Naturally, that was the last time Brosnan played Bond. It was not the last time I went to Destinta; I know we saw X2 there the following spring, and maybe a handful of others. (Though generally, if we were planning a movie-centric weekend, New York made more sense than Middletown.) Die Another Day was not a conversion experience for Marisa, who still needs me to remind her which of the Brosnan Bonds she’s actually seen, even after I made her watch Tomorrow Never Dies so the simple answer could be, “all of them.” I didn’t realize at the time, but Die Another Day was more a conversion for me, to a world where I see a new James Bond movie with a handful of others. (Though Quantum of Solace, of all things, was—I believe—the first big movie I ever saw with my great friend Nathaniel. Technically, anyway. Marisa and I invited him to meet us there, then forgot to save him a seat with us. The friendship survived.)
I guess fans felt retroactively done with Brosnan and this phase of the series after this one debuted to decent reviews and fantastic coin (as I assume Variety would still say).
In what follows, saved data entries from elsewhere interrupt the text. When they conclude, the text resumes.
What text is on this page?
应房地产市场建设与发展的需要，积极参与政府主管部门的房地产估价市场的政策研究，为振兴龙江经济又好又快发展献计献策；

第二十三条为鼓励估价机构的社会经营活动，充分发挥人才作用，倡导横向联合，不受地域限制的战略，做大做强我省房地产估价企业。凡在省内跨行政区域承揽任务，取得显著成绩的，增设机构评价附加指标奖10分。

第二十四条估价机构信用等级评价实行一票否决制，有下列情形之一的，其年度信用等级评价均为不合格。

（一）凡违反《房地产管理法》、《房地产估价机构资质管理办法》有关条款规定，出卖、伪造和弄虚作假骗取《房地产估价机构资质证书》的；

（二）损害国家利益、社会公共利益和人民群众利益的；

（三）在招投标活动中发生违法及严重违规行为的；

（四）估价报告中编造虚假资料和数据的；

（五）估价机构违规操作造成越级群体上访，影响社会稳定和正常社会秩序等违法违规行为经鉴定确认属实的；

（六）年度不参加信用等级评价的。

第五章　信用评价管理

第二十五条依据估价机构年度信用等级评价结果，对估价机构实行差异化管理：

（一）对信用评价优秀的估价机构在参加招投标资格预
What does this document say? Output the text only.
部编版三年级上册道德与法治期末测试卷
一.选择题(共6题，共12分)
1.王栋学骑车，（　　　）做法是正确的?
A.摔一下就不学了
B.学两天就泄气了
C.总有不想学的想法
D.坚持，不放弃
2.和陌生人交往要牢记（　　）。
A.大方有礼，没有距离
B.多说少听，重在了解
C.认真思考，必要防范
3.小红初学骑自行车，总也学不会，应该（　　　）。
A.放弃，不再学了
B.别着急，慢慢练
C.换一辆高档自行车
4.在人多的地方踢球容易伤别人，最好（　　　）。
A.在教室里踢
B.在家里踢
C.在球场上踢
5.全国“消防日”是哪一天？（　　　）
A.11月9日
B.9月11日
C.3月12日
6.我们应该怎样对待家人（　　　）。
Watching it again, I begrudgingly understood: It goes on too long, like all Bond movies that aren’t From Russia with Love or Quantum of Solace, and it gets kinda chintzy in its last 45 minutes, and Michael Madsen is there for some reason, which is confusing even if you like Michael Madsen. (Just give us back the Joe Don Baker character from GoldenEye if we’re doing that.)
For some years, I will probably remember that I saw No Time to Die at a press screening at the AMC on 68th Street, and that the invitation inexplicably listed a “dress code” as “smart casual,” ignored by all, and that the screening was simultaneous with the London premiere, and running on multiple screens at this multiplex, where I was shunted off into a non-IMAX room as I scrolled on Twitter and saw plenty of sort-of colleagues (do film critics really have colleagues?) in the nicer auditorium, and felt heartened by several Top Critics (tm) who were shunted into the regular room along with me, and it was part of a three-movie day for me. But that is due more to my freakish recall of where and when I see movies, not because this was a November/December ritual. Those Brosnan Bonds aren’t better, but they’re the ones I saw at certain ages. That sticking around is what Bond does best.